In an early Old Town Canoe Company catalog the Otca is described: "In our 'Otca' Model are comprised dimensions which are distictive in our other models and the style of finish includes open spruce gunwales (remember the Pratt Morris has mahogany) and 20-inch long decks with low combing. The bows are full...the floor is flat...while increase of beam provides a maximum of steadiness without proportional loss of speed. It's a fast canoe..." Not nearly as fancy as the Pratt's canoe, however. Note that it was built the same year my folks got married.
My family bought it in the mid-40's from the Chamberlin family who had a home on Paw Paw Lake. Mr. Chamberlin was a official of the Watervliet Paper Company and his daughter Eunice was a couple of grades ahead of me in school. I remember when I was young finding out that Mr. Chamberlin made $10,000 per year. I was so impressed that I made it my life's ambition to earn $10,000 per year (I was married and had two kids and had been working for the State a couple years before I finally made that much).
After the War I returned to the Colorado School of Mines and graduated as a Geological Engineer in 1948. During that last school year I started planning a big canoe trip and talked two of my fraternity brothers (Beta Theta Pi) into postponing going out into the cold, cruel world of career and work to go along. My brother John, a Navy veteran and student at Michigan State was to be the fourth member of our expedition. Dick had fallen in love and got married and was busy fathering babies so he couldn't go along.

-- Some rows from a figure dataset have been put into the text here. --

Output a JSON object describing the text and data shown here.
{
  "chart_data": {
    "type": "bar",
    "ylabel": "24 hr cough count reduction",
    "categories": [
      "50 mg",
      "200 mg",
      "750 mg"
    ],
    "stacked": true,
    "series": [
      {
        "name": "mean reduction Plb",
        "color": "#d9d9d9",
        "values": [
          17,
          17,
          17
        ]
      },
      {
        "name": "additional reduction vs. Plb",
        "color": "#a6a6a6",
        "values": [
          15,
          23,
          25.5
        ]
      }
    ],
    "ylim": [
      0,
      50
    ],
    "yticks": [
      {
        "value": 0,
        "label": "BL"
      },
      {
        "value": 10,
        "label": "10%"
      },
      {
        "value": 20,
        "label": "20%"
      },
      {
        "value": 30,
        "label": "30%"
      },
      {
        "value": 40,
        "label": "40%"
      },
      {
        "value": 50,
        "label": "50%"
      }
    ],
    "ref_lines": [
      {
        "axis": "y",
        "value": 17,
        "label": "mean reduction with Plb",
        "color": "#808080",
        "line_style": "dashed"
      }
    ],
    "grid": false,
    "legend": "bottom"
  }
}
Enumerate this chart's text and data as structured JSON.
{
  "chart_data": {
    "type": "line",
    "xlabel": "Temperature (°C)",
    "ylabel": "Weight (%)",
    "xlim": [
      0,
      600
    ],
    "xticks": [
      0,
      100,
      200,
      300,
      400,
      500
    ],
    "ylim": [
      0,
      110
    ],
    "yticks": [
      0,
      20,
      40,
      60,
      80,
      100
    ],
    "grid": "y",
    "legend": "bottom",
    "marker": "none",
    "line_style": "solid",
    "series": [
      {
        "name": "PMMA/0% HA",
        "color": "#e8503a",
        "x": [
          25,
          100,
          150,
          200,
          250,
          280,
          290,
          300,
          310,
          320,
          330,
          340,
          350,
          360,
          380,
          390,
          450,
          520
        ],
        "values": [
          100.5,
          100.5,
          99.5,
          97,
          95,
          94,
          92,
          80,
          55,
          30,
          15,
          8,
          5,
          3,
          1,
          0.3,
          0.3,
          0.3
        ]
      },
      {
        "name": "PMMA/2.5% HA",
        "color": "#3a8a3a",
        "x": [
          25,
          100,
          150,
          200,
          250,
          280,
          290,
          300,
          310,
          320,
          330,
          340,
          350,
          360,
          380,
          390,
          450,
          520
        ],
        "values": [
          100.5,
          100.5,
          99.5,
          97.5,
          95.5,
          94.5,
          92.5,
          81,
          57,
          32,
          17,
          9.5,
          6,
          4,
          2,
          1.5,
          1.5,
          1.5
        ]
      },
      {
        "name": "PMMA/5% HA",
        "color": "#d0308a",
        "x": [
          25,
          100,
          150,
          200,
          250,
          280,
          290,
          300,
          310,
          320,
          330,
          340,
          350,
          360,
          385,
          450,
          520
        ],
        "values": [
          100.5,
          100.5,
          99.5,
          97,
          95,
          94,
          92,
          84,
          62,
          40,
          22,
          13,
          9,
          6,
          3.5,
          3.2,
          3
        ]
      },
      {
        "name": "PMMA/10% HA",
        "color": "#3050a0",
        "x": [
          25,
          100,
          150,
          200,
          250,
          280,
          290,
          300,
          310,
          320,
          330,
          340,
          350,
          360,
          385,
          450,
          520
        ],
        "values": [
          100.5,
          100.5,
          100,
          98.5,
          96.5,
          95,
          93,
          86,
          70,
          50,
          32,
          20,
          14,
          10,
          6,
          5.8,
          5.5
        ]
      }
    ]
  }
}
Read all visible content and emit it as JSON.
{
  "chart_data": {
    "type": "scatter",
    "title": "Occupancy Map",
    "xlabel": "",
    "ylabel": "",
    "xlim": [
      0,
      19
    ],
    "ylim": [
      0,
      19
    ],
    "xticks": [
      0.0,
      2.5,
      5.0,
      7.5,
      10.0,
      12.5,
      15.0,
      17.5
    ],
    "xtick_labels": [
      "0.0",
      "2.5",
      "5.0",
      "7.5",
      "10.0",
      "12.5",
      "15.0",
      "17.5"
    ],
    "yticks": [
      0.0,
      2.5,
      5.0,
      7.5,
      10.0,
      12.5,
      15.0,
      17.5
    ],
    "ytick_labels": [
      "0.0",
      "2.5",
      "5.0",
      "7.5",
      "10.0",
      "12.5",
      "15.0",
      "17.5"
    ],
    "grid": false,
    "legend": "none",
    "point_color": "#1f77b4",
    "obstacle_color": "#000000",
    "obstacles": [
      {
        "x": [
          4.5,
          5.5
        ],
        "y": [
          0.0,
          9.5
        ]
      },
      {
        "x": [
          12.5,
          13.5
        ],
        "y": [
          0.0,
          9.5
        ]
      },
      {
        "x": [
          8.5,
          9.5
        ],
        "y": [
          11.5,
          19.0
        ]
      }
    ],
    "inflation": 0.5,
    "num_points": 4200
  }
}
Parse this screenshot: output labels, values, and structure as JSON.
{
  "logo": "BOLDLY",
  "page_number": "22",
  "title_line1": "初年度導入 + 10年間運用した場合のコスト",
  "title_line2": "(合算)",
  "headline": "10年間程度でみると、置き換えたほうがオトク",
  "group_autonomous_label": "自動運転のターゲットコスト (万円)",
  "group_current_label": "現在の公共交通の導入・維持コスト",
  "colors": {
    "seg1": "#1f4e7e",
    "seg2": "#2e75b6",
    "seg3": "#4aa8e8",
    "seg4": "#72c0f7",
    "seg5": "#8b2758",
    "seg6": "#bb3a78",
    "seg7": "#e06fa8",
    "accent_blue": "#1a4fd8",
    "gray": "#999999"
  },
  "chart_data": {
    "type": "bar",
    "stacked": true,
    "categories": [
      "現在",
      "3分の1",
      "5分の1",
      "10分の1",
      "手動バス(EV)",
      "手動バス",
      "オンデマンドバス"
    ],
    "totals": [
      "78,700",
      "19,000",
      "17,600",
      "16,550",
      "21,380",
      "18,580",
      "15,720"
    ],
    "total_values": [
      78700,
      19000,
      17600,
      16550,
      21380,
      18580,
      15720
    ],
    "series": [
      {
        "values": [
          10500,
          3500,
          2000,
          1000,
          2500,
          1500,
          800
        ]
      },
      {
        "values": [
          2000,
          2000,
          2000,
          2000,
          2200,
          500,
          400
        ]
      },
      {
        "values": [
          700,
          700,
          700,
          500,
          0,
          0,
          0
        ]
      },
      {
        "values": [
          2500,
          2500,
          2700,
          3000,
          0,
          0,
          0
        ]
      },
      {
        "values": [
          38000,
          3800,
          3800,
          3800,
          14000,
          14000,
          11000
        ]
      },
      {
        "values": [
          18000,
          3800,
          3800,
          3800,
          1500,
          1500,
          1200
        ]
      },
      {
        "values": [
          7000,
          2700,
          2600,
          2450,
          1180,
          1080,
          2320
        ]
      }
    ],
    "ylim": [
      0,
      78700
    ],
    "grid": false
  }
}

The Wisconsin River flows 430 miles across the state from Lac Vieux Desert in northern Wisconsin to its junction with the Mississippi River ar Wyalusing State Park in southwestern Wisconsin. Known as "the nation's hardest working river," it has many power dams and resevoirs, mainly on its upper and middle portions along the lower stretch with beautiful scenery and numerous islands.